This is an automated email from the ASF dual-hosted git repository.
yiguolei pushed a commit to branch master
in repository https://gitbox.apache.org/repos/asf/doris.git
The following commit(s) were added to refs/heads/master by this push:
new 153335925fd [fix](be) Avoid finalized pipeline task submit crash
(#64899)
153335925fd is described below
commit 153335925fd05f12283d786e07e56ec2974d399e
Author: Pxl <[email protected]>
AuthorDate: Mon Jun 29 12:09:09 2026 +0800
[fix](be) Avoid finalized pipeline task submit crash (#64899)

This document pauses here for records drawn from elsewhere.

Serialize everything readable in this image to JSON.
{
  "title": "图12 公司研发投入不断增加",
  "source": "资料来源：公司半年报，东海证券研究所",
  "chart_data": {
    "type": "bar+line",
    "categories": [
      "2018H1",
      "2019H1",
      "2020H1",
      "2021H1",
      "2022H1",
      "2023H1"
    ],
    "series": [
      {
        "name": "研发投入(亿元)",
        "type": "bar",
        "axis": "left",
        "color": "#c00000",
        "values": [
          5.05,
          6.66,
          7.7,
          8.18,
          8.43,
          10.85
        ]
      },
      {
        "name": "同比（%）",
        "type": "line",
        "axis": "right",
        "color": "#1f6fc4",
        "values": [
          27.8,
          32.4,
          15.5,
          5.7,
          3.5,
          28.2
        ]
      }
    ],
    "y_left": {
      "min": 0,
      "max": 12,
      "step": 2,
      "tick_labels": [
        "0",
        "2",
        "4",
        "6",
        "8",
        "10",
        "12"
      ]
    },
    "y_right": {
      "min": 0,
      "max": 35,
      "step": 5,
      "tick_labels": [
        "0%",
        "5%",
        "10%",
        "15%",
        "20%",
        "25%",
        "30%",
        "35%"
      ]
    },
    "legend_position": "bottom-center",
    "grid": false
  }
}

### What problem does this PR solve?
Issue Number: None
Related PR: None
Problem Summary: A runtime filter dependency can wake a pipeline task
while another thread is closing or finalizing the same task.
`HybridTaskScheduler::submit()` synchronously calls
`PipelineTask::is_blockable()` before enqueueing, and `is_blockable()`
reads `_sink` and `_operators`. After terminal close/finalize starts
releasing those resources, a late submit can dereference cleared task
resources and crash.
This PR adds a small submit gate on `PipelineTask`. Terminal
close/finalize closes that gate under a dedicated lock, and
`HybridTaskScheduler::submit()` checks it under the same lock before
calling `is_blockable()`. The lock only covers the blockable check; it
does not cover the actual queue submit.
### Release note
None
### Check List (For Author)
- Test: Unit Test / Static check
- `./run-be-ut.sh --run
--filter=PipelineTaskTest.TEST_FINALIZED_TASK_REJECTS_HYBRID_SUBMIT`
- `build-support/check-format.sh`
- `CLANG_TIDY_BINARY=/mnt/disk6/common/ldb_toolchain_028/bin/clang-tidy
build-support/run-clang-tidy.sh --base upstream/master --build-dir
be/ut_build_ASAN`
- `git diff --check`
- Behavior changed: No
- Does this need documentation: No
---
be/src/exec/pipeline/pipeline_task.cpp | 9 +++
be/src/exec/pipeline/pipeline_task.h | 9 +++
be/src/exec/pipeline/task_scheduler.cpp | 10 ++-
be/test/exec/pipeline/pipeline_task_test.cpp | 102 +++++++++++++++++++++++++++
4 files changed, 129 insertions(+), 1 deletion(-)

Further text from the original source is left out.